Vous présentez le mariage comme stressant, illusoire… L’institution du mariage vous paraît-elle si dangereuse ?

Je n’ai pas d’opinion particulière sur la question. Il suffit d’observer les statistiques. Celles qui concernent le mariage sont suffisamment ­éloquentes…

Dans Copie conforme , les langues et leur mélange – le français, l’anglais et l’italien – jouent un rôle important. Pour quelles raisons ?

Le mélange des langues n’a pas été artificiel ni choisi. Le plurilinguisme du film s’est imposé de lui-même. Je vais vous décrire un phénomène que j’ai pu observer ou qui m’a été rapporté. Quand je me suis retrouvé à Beyrouth pour un atelier, les personnes avec qui j’ai travaillé appartenaient à une classe sociale dans laquelle il était d’usage de parler trois langues, le français, l’anglais et l’arabe. Et, le plus souvent, c’était entre le français et l’anglais que cela se jouait. Un jour, nous étions dans les rues de la ville, à proximité d’un endroit où un ­meurtre venait d’être commis. J’ai observé les personnes qui étaient avec moi : dès qu’il était question de l’aspect émotionnel suscité par ce meurtre, les gens se mettaient à parler arabe. Le recours à l’affect se faisait dans la langue maternelle. Une autre histoire m’a été racontée par une amie iranienne qui vit en France de longue date, qui faisait une psychanalyse. Bien sûr, avec son psychanalyste, elle parlait français. Mais dès qu’elle évoquait son enfance, les mots lui venaient en persan. Et le psychanalyste ne l’arrêtait pas mais, au contraire, continuait à opiner du chef en l’écoutant. La langue maternelle est la langue première. Il me semblait donc naturel que la langue première des personnages soit leur langue maternelle, même à l’intérieur du ­couple, et qu’ainsi Juliette Binoche parle spontanément français et William Shimell anglais.
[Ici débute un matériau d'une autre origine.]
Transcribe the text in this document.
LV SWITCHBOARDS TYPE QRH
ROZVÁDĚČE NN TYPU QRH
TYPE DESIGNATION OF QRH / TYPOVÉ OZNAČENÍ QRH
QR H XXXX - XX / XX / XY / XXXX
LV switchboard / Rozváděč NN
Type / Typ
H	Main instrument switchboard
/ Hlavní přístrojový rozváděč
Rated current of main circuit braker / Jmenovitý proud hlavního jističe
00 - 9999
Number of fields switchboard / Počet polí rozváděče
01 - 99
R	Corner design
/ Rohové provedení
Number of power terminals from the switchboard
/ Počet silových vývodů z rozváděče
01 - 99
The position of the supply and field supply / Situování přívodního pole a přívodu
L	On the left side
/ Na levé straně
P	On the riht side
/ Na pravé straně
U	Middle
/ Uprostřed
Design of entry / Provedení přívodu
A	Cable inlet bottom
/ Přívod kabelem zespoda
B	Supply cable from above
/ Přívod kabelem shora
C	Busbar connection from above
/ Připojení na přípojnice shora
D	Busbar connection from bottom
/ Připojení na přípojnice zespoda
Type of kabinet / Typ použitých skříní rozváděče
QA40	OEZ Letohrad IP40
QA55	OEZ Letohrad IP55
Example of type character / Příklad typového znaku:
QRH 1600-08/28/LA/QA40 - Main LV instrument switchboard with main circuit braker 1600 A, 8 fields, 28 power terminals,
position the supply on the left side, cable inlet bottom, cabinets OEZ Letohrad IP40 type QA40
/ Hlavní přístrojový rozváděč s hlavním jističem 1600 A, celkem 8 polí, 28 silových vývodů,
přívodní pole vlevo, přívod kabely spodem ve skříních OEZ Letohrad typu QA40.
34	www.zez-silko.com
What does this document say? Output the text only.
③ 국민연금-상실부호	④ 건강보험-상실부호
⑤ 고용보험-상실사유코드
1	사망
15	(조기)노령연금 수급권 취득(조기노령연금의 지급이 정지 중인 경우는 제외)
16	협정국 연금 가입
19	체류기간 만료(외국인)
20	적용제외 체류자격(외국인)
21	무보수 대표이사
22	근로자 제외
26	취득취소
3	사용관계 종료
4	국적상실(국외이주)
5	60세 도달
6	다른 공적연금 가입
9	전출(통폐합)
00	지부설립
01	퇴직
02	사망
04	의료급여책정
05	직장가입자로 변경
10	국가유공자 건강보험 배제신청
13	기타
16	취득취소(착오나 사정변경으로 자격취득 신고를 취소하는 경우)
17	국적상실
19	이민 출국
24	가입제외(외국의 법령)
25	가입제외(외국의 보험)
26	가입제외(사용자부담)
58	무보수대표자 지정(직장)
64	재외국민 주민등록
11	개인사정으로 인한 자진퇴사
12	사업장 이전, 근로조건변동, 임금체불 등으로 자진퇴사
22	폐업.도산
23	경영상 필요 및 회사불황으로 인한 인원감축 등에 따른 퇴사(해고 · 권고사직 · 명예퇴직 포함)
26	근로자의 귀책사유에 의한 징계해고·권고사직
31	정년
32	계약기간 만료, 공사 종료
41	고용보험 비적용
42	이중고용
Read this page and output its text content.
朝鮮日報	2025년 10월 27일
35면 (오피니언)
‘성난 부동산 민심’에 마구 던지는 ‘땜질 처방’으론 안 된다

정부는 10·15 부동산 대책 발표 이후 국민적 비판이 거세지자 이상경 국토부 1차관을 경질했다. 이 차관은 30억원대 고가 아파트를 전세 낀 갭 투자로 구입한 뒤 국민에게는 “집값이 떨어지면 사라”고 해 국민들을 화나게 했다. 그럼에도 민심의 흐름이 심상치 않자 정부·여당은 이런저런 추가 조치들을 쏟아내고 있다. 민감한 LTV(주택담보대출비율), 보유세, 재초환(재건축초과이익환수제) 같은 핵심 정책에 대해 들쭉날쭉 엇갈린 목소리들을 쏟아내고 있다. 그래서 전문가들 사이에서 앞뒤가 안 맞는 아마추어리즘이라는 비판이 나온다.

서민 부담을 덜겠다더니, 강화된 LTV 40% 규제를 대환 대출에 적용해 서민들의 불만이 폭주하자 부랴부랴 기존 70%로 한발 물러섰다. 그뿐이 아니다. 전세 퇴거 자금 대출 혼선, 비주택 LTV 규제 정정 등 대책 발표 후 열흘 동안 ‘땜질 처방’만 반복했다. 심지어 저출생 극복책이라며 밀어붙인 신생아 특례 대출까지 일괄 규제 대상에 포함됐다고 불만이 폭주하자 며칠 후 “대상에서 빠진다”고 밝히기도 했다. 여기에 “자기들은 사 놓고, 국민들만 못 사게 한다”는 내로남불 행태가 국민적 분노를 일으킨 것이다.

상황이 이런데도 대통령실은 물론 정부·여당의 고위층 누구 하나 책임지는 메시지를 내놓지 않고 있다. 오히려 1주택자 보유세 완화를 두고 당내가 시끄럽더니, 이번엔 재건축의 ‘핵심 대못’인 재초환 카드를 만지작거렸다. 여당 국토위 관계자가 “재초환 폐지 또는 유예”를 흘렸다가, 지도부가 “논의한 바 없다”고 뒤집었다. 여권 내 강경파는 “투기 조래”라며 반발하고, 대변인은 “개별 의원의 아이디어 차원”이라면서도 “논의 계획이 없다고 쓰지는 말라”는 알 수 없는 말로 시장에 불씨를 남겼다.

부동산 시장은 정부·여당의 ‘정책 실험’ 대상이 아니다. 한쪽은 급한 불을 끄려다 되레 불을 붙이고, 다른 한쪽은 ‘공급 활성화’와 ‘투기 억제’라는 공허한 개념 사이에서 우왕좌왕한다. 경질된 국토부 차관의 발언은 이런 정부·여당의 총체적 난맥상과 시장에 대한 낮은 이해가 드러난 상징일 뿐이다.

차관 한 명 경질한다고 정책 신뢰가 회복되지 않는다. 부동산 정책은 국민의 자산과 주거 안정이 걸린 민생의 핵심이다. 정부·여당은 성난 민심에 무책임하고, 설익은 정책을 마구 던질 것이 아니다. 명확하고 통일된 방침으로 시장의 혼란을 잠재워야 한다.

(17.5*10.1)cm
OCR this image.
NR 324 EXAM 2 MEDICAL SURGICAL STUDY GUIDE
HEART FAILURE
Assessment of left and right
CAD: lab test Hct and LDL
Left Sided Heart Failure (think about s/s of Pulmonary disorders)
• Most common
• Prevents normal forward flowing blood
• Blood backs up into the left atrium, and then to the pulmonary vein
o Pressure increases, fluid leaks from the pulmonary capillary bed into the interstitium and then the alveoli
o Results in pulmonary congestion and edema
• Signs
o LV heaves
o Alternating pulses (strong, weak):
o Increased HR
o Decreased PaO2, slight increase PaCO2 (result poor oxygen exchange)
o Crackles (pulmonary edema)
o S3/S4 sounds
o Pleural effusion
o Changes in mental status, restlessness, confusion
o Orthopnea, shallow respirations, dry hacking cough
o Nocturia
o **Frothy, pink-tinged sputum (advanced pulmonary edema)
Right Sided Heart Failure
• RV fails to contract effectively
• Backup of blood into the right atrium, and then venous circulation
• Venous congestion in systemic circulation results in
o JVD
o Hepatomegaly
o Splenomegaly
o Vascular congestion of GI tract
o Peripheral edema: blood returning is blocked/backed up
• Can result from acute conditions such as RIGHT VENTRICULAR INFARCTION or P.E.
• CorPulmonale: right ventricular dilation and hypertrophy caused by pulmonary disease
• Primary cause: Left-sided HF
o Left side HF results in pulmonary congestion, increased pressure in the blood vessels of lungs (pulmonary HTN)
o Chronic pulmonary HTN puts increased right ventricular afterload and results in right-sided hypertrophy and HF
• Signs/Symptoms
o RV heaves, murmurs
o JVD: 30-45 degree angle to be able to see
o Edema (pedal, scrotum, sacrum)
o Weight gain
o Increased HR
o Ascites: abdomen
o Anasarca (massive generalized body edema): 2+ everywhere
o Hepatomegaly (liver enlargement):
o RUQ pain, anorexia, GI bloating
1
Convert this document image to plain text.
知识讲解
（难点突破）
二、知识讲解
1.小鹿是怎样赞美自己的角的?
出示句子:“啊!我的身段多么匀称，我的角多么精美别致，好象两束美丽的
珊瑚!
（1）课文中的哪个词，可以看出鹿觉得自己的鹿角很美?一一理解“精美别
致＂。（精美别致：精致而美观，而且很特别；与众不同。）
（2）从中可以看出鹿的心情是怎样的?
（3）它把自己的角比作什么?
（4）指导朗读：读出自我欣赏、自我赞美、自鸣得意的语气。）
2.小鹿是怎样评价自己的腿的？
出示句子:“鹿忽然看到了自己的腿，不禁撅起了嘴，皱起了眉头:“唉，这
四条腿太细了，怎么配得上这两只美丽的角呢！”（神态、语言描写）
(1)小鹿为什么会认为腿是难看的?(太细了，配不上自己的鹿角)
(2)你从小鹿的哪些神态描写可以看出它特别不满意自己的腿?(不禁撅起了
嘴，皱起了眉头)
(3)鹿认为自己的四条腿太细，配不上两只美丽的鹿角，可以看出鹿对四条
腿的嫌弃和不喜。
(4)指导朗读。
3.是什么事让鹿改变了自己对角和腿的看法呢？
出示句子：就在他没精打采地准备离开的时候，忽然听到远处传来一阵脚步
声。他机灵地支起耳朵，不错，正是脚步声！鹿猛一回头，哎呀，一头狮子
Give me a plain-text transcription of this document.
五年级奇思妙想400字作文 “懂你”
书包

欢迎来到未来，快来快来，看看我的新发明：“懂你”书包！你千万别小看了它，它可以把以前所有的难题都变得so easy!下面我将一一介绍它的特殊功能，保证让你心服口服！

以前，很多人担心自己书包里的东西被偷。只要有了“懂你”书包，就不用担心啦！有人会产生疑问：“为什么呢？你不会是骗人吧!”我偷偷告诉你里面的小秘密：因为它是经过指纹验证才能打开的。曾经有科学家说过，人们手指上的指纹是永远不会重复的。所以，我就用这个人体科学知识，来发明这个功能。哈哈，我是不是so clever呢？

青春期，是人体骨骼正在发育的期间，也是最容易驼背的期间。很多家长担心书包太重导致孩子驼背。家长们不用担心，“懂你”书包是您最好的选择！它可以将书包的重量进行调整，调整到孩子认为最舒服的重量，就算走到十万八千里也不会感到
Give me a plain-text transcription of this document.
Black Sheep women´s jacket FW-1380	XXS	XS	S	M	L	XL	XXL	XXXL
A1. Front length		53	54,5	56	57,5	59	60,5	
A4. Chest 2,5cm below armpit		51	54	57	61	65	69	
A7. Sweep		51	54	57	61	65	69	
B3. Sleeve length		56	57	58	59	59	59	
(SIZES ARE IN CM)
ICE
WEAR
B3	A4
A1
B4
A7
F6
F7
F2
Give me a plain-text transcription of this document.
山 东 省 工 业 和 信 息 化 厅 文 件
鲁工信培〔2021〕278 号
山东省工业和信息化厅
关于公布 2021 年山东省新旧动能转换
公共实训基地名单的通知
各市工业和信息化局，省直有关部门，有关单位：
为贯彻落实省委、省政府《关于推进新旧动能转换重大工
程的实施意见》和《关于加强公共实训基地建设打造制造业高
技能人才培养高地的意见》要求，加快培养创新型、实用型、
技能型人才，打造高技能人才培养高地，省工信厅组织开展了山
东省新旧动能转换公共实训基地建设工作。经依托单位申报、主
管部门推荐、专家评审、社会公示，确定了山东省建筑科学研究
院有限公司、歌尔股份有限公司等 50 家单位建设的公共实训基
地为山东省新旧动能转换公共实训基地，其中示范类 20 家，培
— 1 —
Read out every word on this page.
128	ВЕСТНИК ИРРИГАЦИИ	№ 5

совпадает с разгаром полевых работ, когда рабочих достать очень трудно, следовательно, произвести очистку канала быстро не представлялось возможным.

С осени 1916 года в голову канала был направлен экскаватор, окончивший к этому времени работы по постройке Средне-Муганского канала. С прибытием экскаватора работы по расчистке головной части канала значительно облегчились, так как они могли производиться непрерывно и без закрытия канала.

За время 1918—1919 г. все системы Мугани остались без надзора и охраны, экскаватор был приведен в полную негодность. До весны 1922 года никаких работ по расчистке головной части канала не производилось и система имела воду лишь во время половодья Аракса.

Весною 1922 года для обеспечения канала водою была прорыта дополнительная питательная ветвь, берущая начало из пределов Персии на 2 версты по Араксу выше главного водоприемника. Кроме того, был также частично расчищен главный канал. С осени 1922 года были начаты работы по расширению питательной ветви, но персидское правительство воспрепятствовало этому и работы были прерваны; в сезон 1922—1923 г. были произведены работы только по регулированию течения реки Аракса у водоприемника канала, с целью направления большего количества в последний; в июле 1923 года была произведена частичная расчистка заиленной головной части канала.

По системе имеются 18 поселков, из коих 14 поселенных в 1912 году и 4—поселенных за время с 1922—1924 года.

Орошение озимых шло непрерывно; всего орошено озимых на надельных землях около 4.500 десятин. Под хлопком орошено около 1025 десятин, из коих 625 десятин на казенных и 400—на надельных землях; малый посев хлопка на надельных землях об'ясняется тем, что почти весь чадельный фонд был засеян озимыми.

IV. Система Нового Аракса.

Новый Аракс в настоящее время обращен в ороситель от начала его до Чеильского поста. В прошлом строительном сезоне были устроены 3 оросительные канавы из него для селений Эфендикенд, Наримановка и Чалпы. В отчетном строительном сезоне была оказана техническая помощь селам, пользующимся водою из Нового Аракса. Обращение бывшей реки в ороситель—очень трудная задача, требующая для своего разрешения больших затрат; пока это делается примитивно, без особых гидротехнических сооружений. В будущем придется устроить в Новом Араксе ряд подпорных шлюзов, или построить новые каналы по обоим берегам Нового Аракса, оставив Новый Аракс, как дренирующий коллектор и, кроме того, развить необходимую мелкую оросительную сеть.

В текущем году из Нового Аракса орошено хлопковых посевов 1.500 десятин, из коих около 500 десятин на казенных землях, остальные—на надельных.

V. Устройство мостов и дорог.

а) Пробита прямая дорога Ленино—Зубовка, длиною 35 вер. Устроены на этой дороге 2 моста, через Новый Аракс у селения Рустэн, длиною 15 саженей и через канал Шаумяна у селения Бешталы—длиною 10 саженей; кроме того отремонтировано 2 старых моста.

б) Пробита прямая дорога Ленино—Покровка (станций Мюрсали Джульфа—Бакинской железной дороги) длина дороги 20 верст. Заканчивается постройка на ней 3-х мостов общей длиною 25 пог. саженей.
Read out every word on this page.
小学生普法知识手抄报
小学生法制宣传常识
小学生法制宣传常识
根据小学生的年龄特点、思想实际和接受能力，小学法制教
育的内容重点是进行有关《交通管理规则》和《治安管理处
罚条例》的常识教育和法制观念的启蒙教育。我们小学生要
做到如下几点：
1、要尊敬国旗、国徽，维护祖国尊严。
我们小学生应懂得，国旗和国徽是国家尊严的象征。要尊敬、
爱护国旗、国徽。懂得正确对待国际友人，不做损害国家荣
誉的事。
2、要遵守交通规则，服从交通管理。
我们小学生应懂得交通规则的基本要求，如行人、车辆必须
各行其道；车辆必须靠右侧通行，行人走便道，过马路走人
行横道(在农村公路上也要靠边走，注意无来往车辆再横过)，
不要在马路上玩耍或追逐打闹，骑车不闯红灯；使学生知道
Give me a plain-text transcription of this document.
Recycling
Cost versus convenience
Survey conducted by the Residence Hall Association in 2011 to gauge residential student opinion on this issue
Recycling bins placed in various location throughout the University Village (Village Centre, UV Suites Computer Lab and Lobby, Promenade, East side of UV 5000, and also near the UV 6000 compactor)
Le cinéaste Jafar Pahani, qui a été votre assistant sur plusieurs films, a été arrêté à Téhéran le 1er mars, et emprisonné. Il est accusé d’avoir eu l’intention de tourner un film prenant position contre le régime. Où en est sa situation ?

Hélas, jusqu’à ce jour, aucune des pressions exercées à l’intérieur du pays comme de l’extérieur n’est parvenue à obtenir de l’État iranien le moindre geste en faveur de Jafar. Nous sommes nombreux en Iran à avoir réagi. De l’extérieur, nombreuses ont été les marques de soutien [^2]. J’ai moi-même écrit une lettre, qui n’avait pas de destinataire précis puisque aucune autorité iranienne spécifique n’assume la responsabilité de cet emprisonnement. Donc c’est une lettre ouverte, qui n’a suscité aucune réaction.

[^2]: Notamment, Thierry Frémaux, le délégué général du Festival de Cannes, et Tim Burton, le président du jury de la sélection officielle, ont invité Jafar Pahani comme membre du jury.